Dyson tells Fast Company’s Co.Design:
“Talented young minds want to be the next Mark Zuckerberg or Larry Page. But with the world abuzz with digital, we are losing sight of real engineering. Hardware is profitable. Don’t be fooled, Apple’s success as a technology company is built on hardware. The current fixation with digital is misplaced. Long-term it is unlikely to generate jobs, growth, and exports. Instead, we need to encourage more young engineers to commercialize their technologies.”
First of all, I think it is a great idea. There are so many product categories that are in need of reinvention and re-imagination, as the consumers of today are very different from the consumers of say, 25 years ago. How we use physical objects today is very different.

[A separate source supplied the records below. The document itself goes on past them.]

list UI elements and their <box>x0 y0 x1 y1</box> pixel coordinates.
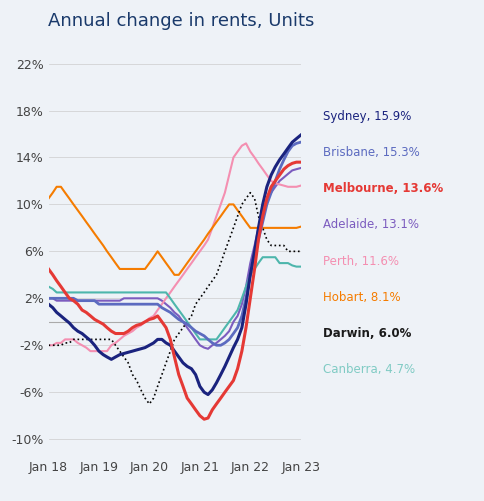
Text: Darwin, 6.0%: Darwin, 6.0% <box>322 327 410 340</box>
Text: Adelaide, 13.1%: Adelaide, 13.1% <box>322 218 418 231</box>
Text: Annual change in rents, Units: Annual change in rents, Units <box>48 12 314 30</box>
Text: Canberra, 4.7%: Canberra, 4.7% <box>322 363 414 376</box>
Text: Hobart, 8.1%: Hobart, 8.1% <box>322 291 399 304</box>
Text: Perth, 11.6%: Perth, 11.6% <box>322 255 398 268</box>
Text: Brisbane, 15.3%: Brisbane, 15.3% <box>322 146 418 159</box>
Text: Sydney, 15.9%: Sydney, 15.9% <box>322 110 410 123</box>
Text: Melbourne, 13.6%: Melbourne, 13.6% <box>322 182 442 195</box>
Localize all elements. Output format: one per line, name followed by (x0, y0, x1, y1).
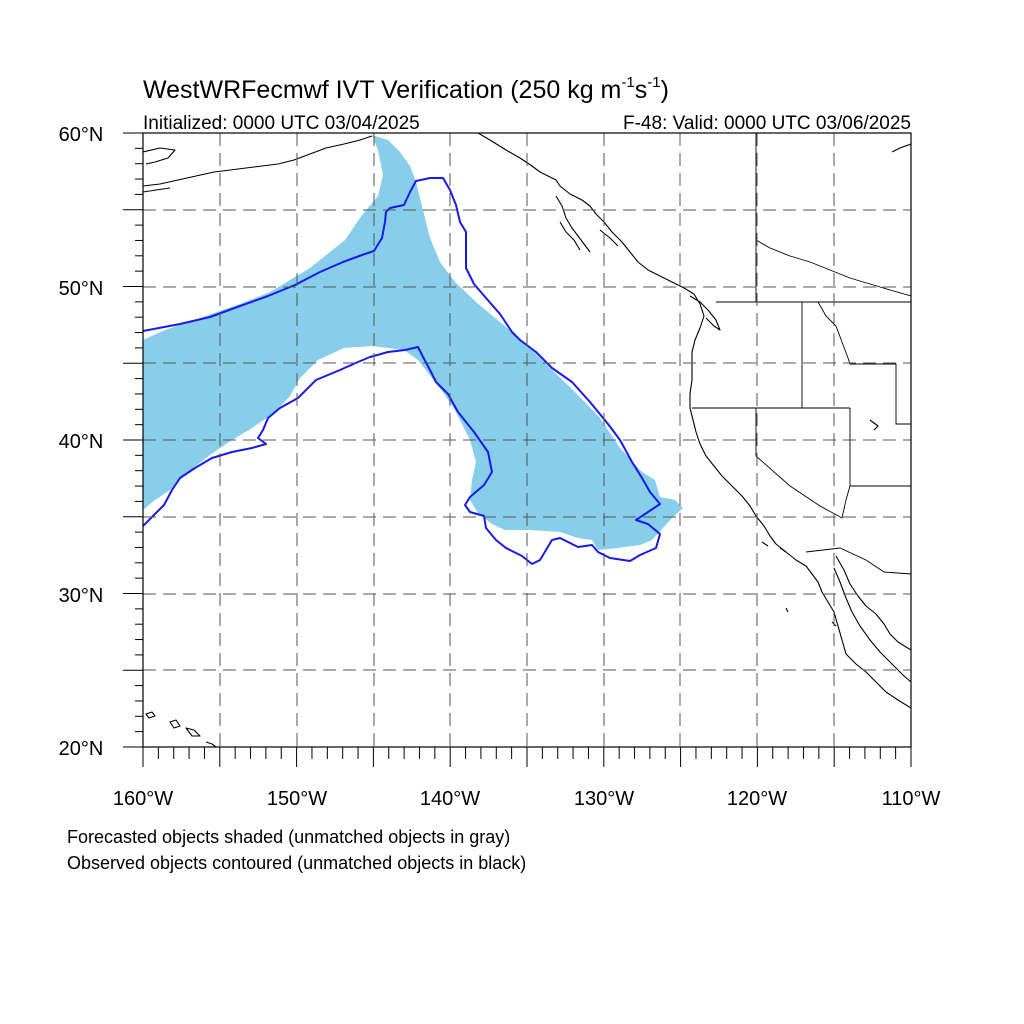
coastline-north-america (477, 133, 911, 709)
lat-label-30n: 30°N (59, 585, 104, 607)
graticule (143, 133, 911, 747)
lon-label-160w: 160°W (113, 788, 173, 810)
legend-forecast: Forecasted objects shaded (unmatched obj… (67, 827, 510, 847)
lat-label-60n: 60°N (59, 124, 104, 146)
coastline-baja-gulf (835, 555, 911, 651)
map-plot-area (143, 133, 911, 747)
lon-label-130w: 130°W (574, 788, 634, 810)
valid-time: F-48: Valid: 0000 UTC 03/06/2025 (623, 113, 911, 134)
coastline-hawaii (145, 711, 217, 747)
latitude-labels: 60°N 50°N 40°N 30°N 20°N (59, 124, 104, 760)
forecast-ivt-object (143, 135, 683, 550)
lon-label-120w: 120°W (727, 788, 787, 810)
map-title: WestWRFecmwf IVT Verification (250 kg m-… (143, 74, 669, 104)
lat-label-20n: 20°N (59, 738, 104, 760)
lon-label-150w: 150°W (267, 788, 327, 810)
coastline-baja-east (833, 567, 911, 683)
lon-label-110w: 110°W (882, 788, 941, 810)
initialized-time: Initialized: 0000 UTC 03/04/2025 (143, 113, 420, 134)
coastline-arctic-edge (891, 143, 911, 153)
axis-ticks (123, 132, 912, 767)
lat-label-40n: 40°N (59, 431, 104, 453)
lon-label-140w: 140°W (420, 788, 480, 810)
lat-label-50n: 50°N (59, 278, 104, 300)
coastline-bc-islands (555, 195, 721, 331)
longitude-labels: 160°W 150°W 140°W 130°W 120°W 110°W (113, 788, 941, 810)
coastline-alaska (143, 135, 373, 193)
legend-observed: Observed objects contoured (unmatched ob… (67, 853, 526, 873)
coastline-channel-islands (761, 419, 879, 627)
political-borders (692, 133, 911, 575)
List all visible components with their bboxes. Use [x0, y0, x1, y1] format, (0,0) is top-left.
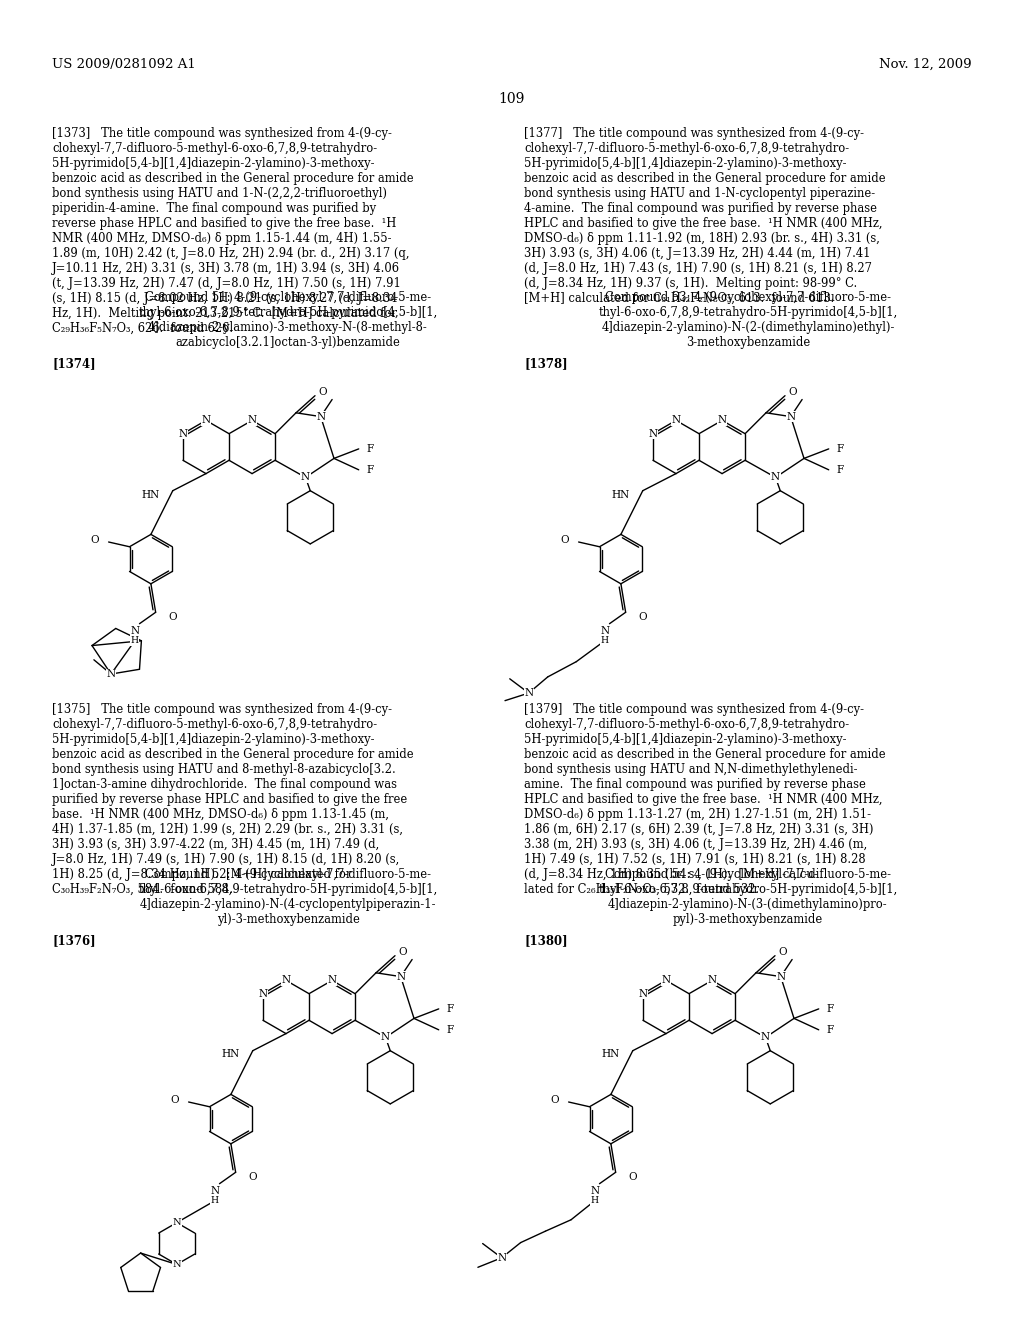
Text: Compound 52: 4-(9-cyclohexyl-7,7-difluoro-5-me-
thyl-6-oxo-6,7,8,9-tetrahydro-5H: Compound 52: 4-(9-cyclohexyl-7,7-difluor… [138, 869, 437, 927]
Text: N: N [282, 975, 291, 986]
Text: N: N [381, 1032, 390, 1043]
Text: H: H [131, 636, 139, 645]
Text: N: N [258, 989, 267, 999]
Text: HN: HN [611, 490, 630, 499]
Text: N: N [600, 626, 609, 636]
Text: N: N [662, 975, 671, 986]
Text: N: N [178, 429, 187, 438]
Text: F: F [826, 1005, 834, 1014]
Text: N: N [718, 416, 727, 425]
Text: F: F [826, 1024, 834, 1035]
Text: 109: 109 [499, 92, 525, 106]
Text: N: N [648, 429, 657, 438]
Text: F: F [446, 1005, 454, 1014]
Text: [1375]   The title compound was synthesized from 4-(9-cy-
clohexyl-7,7-difluoro-: [1375] The title compound was synthesize… [52, 704, 414, 896]
Text: [1378]: [1378] [524, 356, 567, 370]
Text: F: F [446, 1024, 454, 1035]
Text: HN: HN [601, 1049, 620, 1060]
Text: N: N [172, 1218, 181, 1228]
Text: [1379]   The title compound was synthesized from 4-(9-cy-
clohexyl-7,7-difluoro-: [1379] The title compound was synthesize… [524, 704, 886, 896]
Text: O: O [629, 1172, 637, 1181]
Text: N: N [638, 989, 647, 999]
Text: [1380]: [1380] [524, 935, 567, 946]
Text: H: H [591, 1196, 599, 1205]
Text: N: N [396, 972, 406, 982]
Text: O: O [638, 612, 647, 622]
Text: H: H [211, 1196, 219, 1205]
Text: N: N [106, 669, 116, 678]
Text: [1373]   The title compound was synthesized from 4-(9-cy-
clohexyl-7,7-difluoro-: [1373] The title compound was synthesize… [52, 127, 414, 335]
Text: [1374]: [1374] [52, 356, 95, 370]
Text: O: O [788, 387, 797, 397]
Text: N: N [672, 416, 681, 425]
Text: N: N [301, 473, 310, 482]
Text: N: N [761, 1032, 770, 1043]
Text: O: O [778, 946, 786, 957]
Text: N: N [524, 688, 534, 698]
Text: N: N [210, 1187, 219, 1196]
Text: H: H [601, 636, 609, 645]
Text: O: O [551, 1096, 559, 1105]
Text: N: N [497, 1253, 506, 1263]
Text: O: O [90, 535, 99, 545]
Text: N: N [248, 416, 257, 425]
Text: O: O [560, 535, 569, 545]
Text: O: O [318, 387, 327, 397]
Text: O: O [398, 946, 407, 957]
Text: Compound 54: 4-(9-cyclohexyl-7,7-difluoro-5-me-
thyl-6-oxo-6,7,8,9-tetrahydro-5H: Compound 54: 4-(9-cyclohexyl-7,7-difluor… [598, 869, 898, 927]
Text: N: N [316, 412, 326, 421]
Text: Compound 53: 4-(9-cyclohexyl-7,7-difluoro-5-me-
thyl-6-oxo-6,7,8,9-tetrahydro-5H: Compound 53: 4-(9-cyclohexyl-7,7-difluor… [598, 290, 898, 348]
Text: HN: HN [221, 1049, 240, 1060]
Text: F: F [367, 465, 374, 475]
Text: N: N [708, 975, 717, 986]
Text: O: O [249, 1172, 257, 1181]
Text: F: F [837, 465, 844, 475]
Text: F: F [367, 444, 374, 454]
Text: N: N [786, 412, 796, 421]
Text: [1376]: [1376] [52, 935, 95, 946]
Text: N: N [130, 626, 139, 636]
Text: F: F [837, 444, 844, 454]
Text: N: N [590, 1187, 599, 1196]
Text: N: N [202, 416, 211, 425]
Text: O: O [168, 612, 177, 622]
Text: N: N [771, 473, 780, 482]
Text: US 2009/0281092 A1: US 2009/0281092 A1 [52, 58, 196, 71]
Text: O: O [170, 1096, 179, 1105]
Text: [1377]   The title compound was synthesized from 4-(9-cy-
clohexyl-7,7-difluoro-: [1377] The title compound was synthesize… [524, 127, 886, 305]
Text: N: N [172, 1261, 181, 1269]
Text: Compound 51: 4-(9-cyclohexyl-7,7-difluoro-5-me-
thyl-6-oxo-6,7,8,9-tetrahydro-5H: Compound 51: 4-(9-cyclohexyl-7,7-difluor… [138, 290, 437, 348]
Text: N: N [328, 975, 337, 986]
Text: N: N [776, 972, 785, 982]
Text: Nov. 12, 2009: Nov. 12, 2009 [880, 58, 972, 71]
Text: HN: HN [141, 490, 160, 499]
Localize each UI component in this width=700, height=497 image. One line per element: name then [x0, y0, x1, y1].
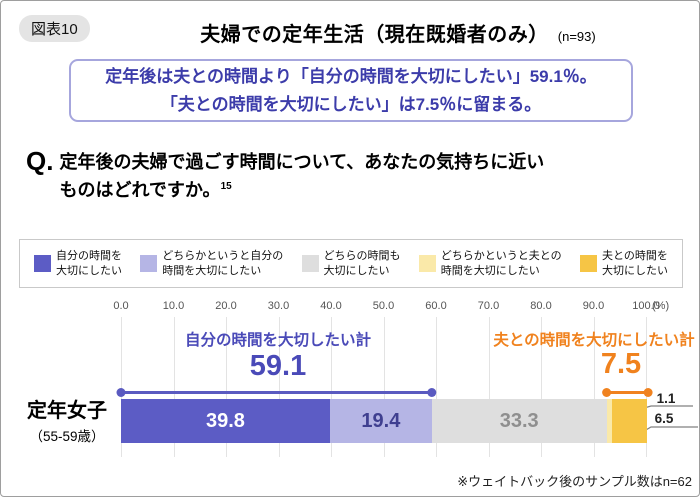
gridline — [278, 317, 280, 457]
key-finding-line1: 定年後は夫との時間より「自分の時間を大切にしたい」59.1％。 — [105, 67, 597, 87]
question-text: 定年後の夫婦で過ごす時間について、あなたの気持ちに近い ものはどれですか。15 — [59, 148, 544, 205]
gridline — [593, 317, 595, 457]
outside-value-label: 6.5 — [654, 411, 674, 426]
axis-tick-label: 60.0 — [425, 300, 447, 312]
bar-segment — [612, 399, 647, 443]
axis-tick-label: 90.0 — [582, 300, 605, 312]
gridline — [436, 317, 437, 457]
bar-segment: 33.3 — [431, 399, 607, 443]
figure-badge: 図表10 — [19, 15, 90, 42]
aggregate-bracket-dot — [427, 388, 437, 397]
axis-unit: (%) — [652, 300, 670, 312]
legend-swatch — [301, 255, 319, 272]
question-line2: ものはどれですか。15 — [59, 180, 232, 201]
legend-label: 夫との時間を 大切にしたい — [601, 249, 668, 277]
legend-item: 自分の時間を 大切にしたい — [34, 249, 122, 279]
bar-row-label: 定年女子 （55-59歳） — [19, 398, 115, 445]
sample-size: (n=93) — [557, 29, 596, 44]
legend-item: どちらかというと夫との 時間を大切にしたい — [418, 249, 562, 279]
row-label-sub: （55-59歳） — [29, 429, 105, 444]
legend-label: どちらの時間も 大切にしたい — [323, 249, 401, 277]
question-footnote-ref: 15 — [220, 181, 232, 193]
legend-label: どちらかというと夫との 時間を大切にしたい — [440, 249, 562, 277]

Dyson’s bet on a physical products incubator comes at a time when digital and physical are getting increasingly closer. The rise of devices such as Nest shows that physical objects of tomorrow will need to embrace software, connectivity and services.
PS: We will be discussing the role of design in shaping our connected future with folks such as Ev Williams (Twitter co-founder), Tony Fadell (Nest co-founder) and others at our RoadMap conference on November 5th in San Francisco.
2 thoughts on “James Dyson, maverick inventor funds a product incubator”
The ease of publishing web and phone apps and ~zero cost of distribution makes hardware seem like something very very difficult to get into. And unfortunately that means that over time, we’re losing the knowledge about hardware development, manufacture (especially manufacturing in China), and distribution (and the risks of dealing with the big box stores etc).